Some heart attacks have no symptoms, but it does not mean that they are not deadly.

A new study revealed that "silent heart attacks" (SHA) make up nearly half of all heart attacks, and those who have had them do not even know they have had it.

SHA is defined as the Electrocardiogram (ECG)-based evidence of heart attacks without clinical documentation of the person.

The study, published in the American Heart Association's publication Circulation, involved analyzing the records of 9,489 participants who were already taking part in a heart disease risk study.

Cross examination revealed that over the years, there had been 317 people who have had SHA and 386 have had a normal heart attack.

The study also revealed that although SHA is common in males, it is deadlier in women.

Below are other significant findings about SHA:

  1. SHA does the same damage as a normal heart attack. 
  2. SHA increased the chances of dying from coronary heart disease three times.
  3. SHA increased the incidence of death from any cause by 34 percent.

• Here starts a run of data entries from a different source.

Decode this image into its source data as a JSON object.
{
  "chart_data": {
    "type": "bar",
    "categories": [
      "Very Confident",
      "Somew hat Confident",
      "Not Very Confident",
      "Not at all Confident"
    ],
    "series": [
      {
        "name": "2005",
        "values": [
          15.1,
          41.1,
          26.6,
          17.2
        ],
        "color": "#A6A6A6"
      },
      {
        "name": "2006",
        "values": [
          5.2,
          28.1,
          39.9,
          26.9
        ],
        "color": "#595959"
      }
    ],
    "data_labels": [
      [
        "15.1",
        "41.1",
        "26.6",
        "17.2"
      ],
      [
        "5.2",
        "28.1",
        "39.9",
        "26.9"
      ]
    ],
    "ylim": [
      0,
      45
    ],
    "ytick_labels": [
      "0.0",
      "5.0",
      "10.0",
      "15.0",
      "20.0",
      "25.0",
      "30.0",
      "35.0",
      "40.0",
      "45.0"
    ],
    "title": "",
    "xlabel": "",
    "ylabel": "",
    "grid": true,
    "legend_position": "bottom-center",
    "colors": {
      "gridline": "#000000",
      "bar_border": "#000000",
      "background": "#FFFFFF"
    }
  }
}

Because SHA has mild symptoms, they often go unnoticed, but Elsayed Z. Soliman, M.D., MSc., M.S., study senior author and director of the epidemiological cardiology research center at Wake Forest Baptist Medical Center, Winston-Salem, North Carolina said it is not something that should be ignored and it should be treated as assertively as heart attacks that go noticed.

"The modifiable risk factors are the same for both kinds of heart attacks," he told Eurekalert journal.

"Doctors need to help patients who have had a silent heart attack quit smoking, reduce their weight, control cholesterol and blood pressure and get more exercise," he added.

According to silentheartattack.org, the best way to identify if you have already had them is by going to the doctor and undergoing ECG (electrocardiogram; measures heart activity) and testing blood for cardiac enzymes.

SAH can happen to anyone, but people most likely affected are those who had previously had them, those with diabetes and people who are over the age of 65.